Улица затихла. Только издалека долетал безостановочный, будто подземный гул — работал завод. В окно заглядывала луна — полная, с туманными очертаниями морей и гор. Но ее светиле падал на пол: в комнате было светло от уличных фонарей.
Ощущая грудью, руками тепло подруги, Лёдя слушала ее путаную исповедь и жалела, и завидовала ей. Об отце Кира говорила мало, но Варакса нет-нет и вспоминался Лёде сам собою. С девичьей беззаботностью она пробовала представить его в могиле, да тщетно. Старик вставал перед глазами в заботах, в труде. Лёдя представляла его и в гробу — но только до той минуты, пока Вараксу закрыла земля.
— Ты не шибко горюй,— убеждала она Киру.— Этим не поможешь. Пожил он славно и память оставил чудесную.
— Я понимаю…
— Теперь у тебя Прокоп. Счастье само скоро привалит, Кирочка!
— Страшновато как-то…
Страшновато от счастья! Лёдя погладила ее и поцеловала. Мать когда-то тоже боялась радоваться. Но она боялась, что своей радостью вдруг помешает счастью, накличет беду, что кто-то завистливый подсмотрит, как она радуется, и покарает за это. Выставлять, на глаза людей можно было только горе. А Кира, видно, боится не за счастье, а самого счастья — справится ли с ним, будет ли достойна его и осчастливит ли человека, который осчастливил ее?

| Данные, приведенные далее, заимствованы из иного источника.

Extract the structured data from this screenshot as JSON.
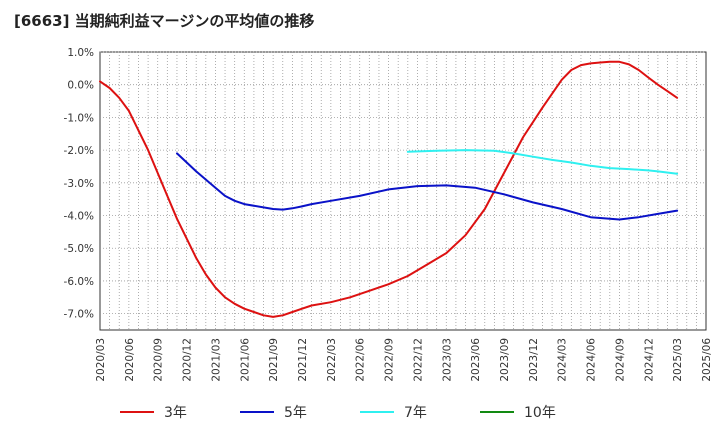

— У вас хорошо началось, и будет еще лучше,— сказала Лёдя, радуясь за подругу.
— Спасибо, Лёдечка!
— Это за что?
— И за то, что жалеешь в горе, и за то, что сочувствуешь в радости. Это ведь не так просто,— особенно делить радость.
— Будет тебе…
— А Прокоп у меня вправду молодец,— уже шепотом, будто кто-нибудь мог подслушать ее, стала рассказывать Кира и порывисто прижалась к Лёде.
— Угу… Его любят,— ответила тем же Лёдя.— От чего это зависит — одних любят, а других нет? Кажется, и делает человек все, что надо, никому плохого не причинил, а не лежит к нему сердце у людей. Ты встречала таких?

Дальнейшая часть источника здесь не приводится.